This article originally appeared in Nintendo Gamer magazine.
Show a kid a book and if you're a bad enough parent they'll look at you bemused. Freakyforms is counting on you being a bad parent. Asobism's creature-creator-cum-platformer is like a kids doodling pad, the kind you give
them in the dentist's waiting room and wish it was socially acceptable for adults to use crayons, but with one key difference - the doodles come to life. Just like they do when the dentist's too generous with the morphine.
Using basic geometric shapes you'll construct six-legged bears, winged chimps or, if you're annoyingly talented, cthulhu, then use your Formee to run, jump and chomp through the 2D stages. At first it's limited, allowing only a handful of circles and triangles to build that majestic creation in your head that on screen looks more like a collapsed Jenga tower.
But as you play, you'll unlock arms and legs and wings and eyes, bringing your nursery-floor standard creations to life. Dozens of gobbledygook voices and a pitch meter give it CBBC-calibre charm, allowing the creation of nervous pigs or angry dogs ranting in falsetto.
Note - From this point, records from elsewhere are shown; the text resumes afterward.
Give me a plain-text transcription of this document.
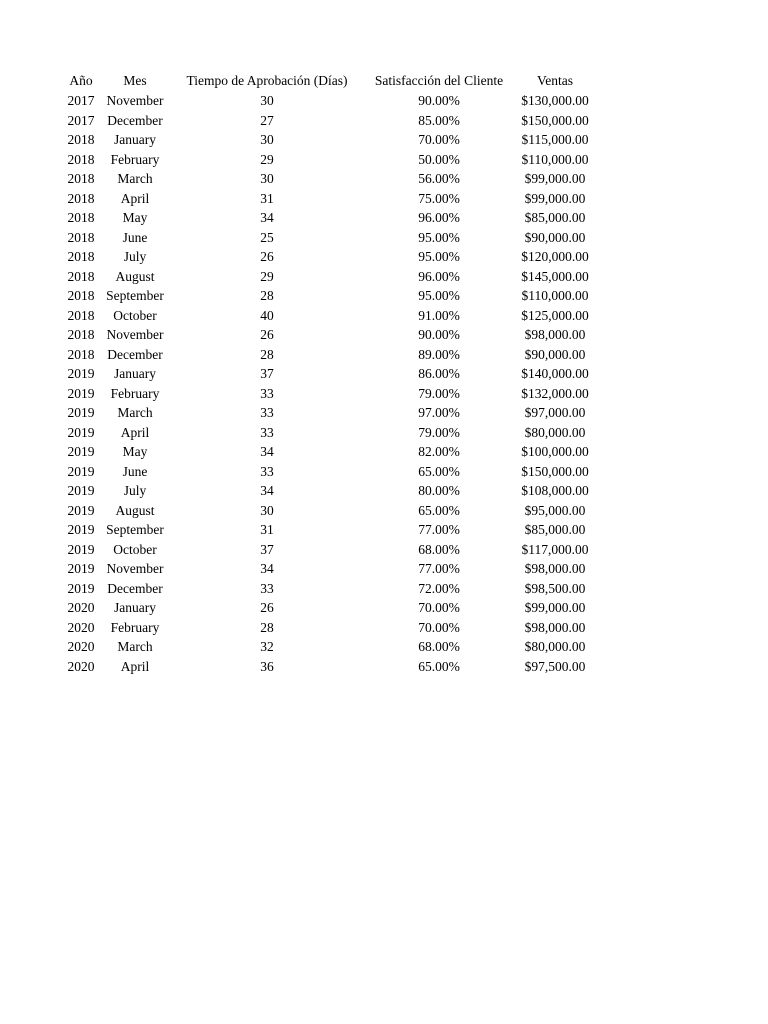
Año	Mes	Tiempo de Aprobación (Días)	Satisfacción del Cliente	Ventas
2017	November	30	90.00%	$130,000.00
2017	December	27	85.00%	$150,000.00
2018	January	30	70.00%	$115,000.00
2018	February	29	50.00%	$110,000.00
2018	March	30	56.00%	$99,000.00
2018	April	31	75.00%	$99,000.00
2018	May	34	96.00%	$85,000.00
2018	June	25	95.00%	$90,000.00
2018	July	26	95.00%	$120,000.00
2018	August	29	96.00%	$145,000.00
2018	September	28	95.00%	$110,000.00
2018	October	40	91.00%	$125,000.00
2018	November	26	90.00%	$98,000.00
2018	December	28	89.00%	$90,000.00
2019	January	37	86.00%	$140,000.00
2019	February	33	79.00%	$132,000.00
2019	March	33	97.00%	$97,000.00
2019	April	33	79.00%	$80,000.00
2019	May	34	82.00%	$100,000.00
2019	June	33	65.00%	$150,000.00
2019	July	34	80.00%	$108,000.00
2019	August	30	65.00%	$95,000.00
2019	September	31	77.00%	$85,000.00
2019	October	37	68.00%	$117,000.00
2019	November	34	77.00%	$98,000.00
2019	December	33	72.00%	$98,500.00
2020	January	26	70.00%	$99,000.00
2020	February	28	70.00%	$98,000.00
2020	March	32	68.00%	$80,000.00
2020	April	36	65.00%	$97,500.00
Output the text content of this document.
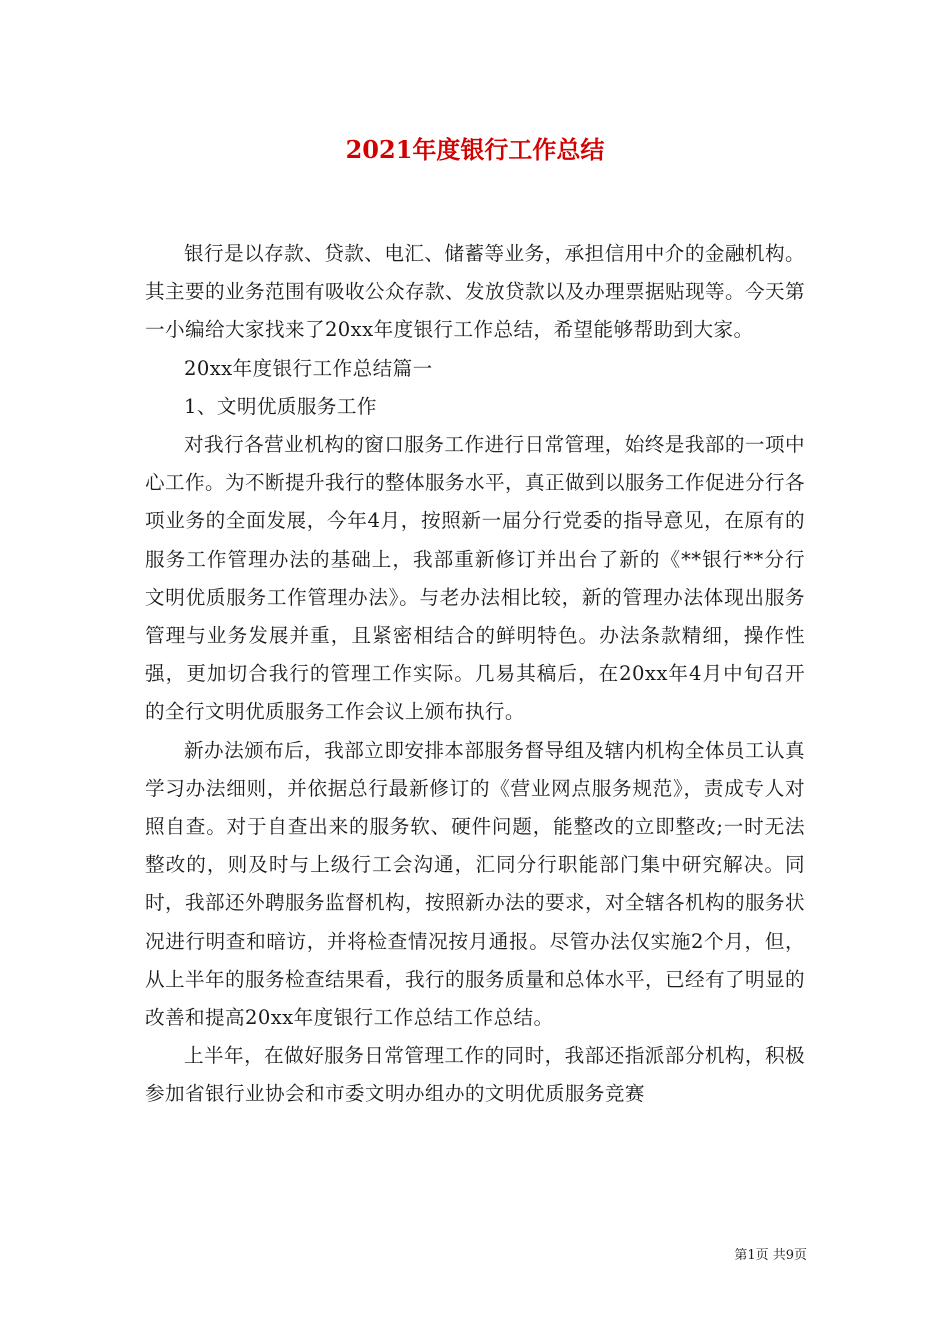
2021年度银行工作总结

银行是以存款、贷款、电汇、储蓄等业务，承担信用中介的金融机构。其主要的业务范围有吸收公众存款、发放贷款以及办理票据贴现等。今天第一小编给大家找来了20xx年度银行工作总结，希望能够帮助到大家。

20xx年度银行工作总结篇一

1、文明优质服务工作

对我行各营业机构的窗口服务工作进行日常管理，始终是我部的一项中心工作。为不断提升我行的整体服务水平，真正做到以服务工作促进分行各项业务的全面发展，今年4月，按照新一届分行党委的指导意见，在原有的服务工作管理办法的基础上，我部重新修订并出台了新的《**银行**分行文明优质服务工作管理办法》。与老办法相比较，新的管理办法体现出服务管理与业务发展并重，且紧密相结合的鲜明特色。办法条款精细，操作性强，更加切合我行的管理工作实际。几易其稿后，在20xx年4月中旬召开的全行文明优质服务工作会议上颁布执行。

新办法颁布后，我部立即安排本部服务督导组及辖内机构全体员工认真学习办法细则，并依据总行最新修订的《营业网点服务规范》，责成专人对照自查。对于自查出来的服务软、硬件问题，能整改的立即整改;一时无法整改的，则及时与上级行工会沟通，汇同分行职能部门集中研究解决。同时，我部还外聘服务监督机构，按照新办法的要求，对全辖各机构的服务状况进行明查和暗访，并将检查情况按月通报。尽管办法仅实施2个月，但，从上半年的服务检查结果看，我行的服务质量和总体水平，已经有了明显的改善和提高20xx年度银行工作总结工作总结。

上半年，在做好服务日常管理工作的同时，我部还指派部分机构，积极参加省银行业协会和市委文明办组办的文明优质服务竞赛

第1页 共9页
To unlock more shapes, however, you'll actually need to play the game, and this is where Freakyforms falls flat.
The control scheme borrows from the first Scribblenauts - the one before the sequel fixed the controls - dismissing the existence of the circle pad and face buttons entirely and forcing you to use jerky stylus flicks to jump, and unresponsive slides to walk left and right. It's novel enough to mess around, with but unequivocally the wrong toolset to give players asked to cross chasms, jump between floating platforms and make constant leaps of faith.
Despite poor controls and barren levels, objectives are varied enough - seek out apparel, get an apple for a hungry friend, and there's gross-out humour aimed squarely at under-tens. Sometimes globs of spit fly at the screen, and eating too much makes your character lay a big old golden, erm, turd.
AR codes, which let you project custom-made landscapes and Formee's onto your bedroom, along with a QR code generator that allows the import of your friend's monsters are nice ideas but wafer-thin in terms of lengthening a game where ideas run out the moment your creature gathers sentience. Creating an arachnid owl is the fun part - struggling over blocky scenery with boring backgrounds, not so much.
Freakyforms comes alive only if you invest the time. Don't, and there's not much here besides sticking eyes on shapes and making them jump through hoops.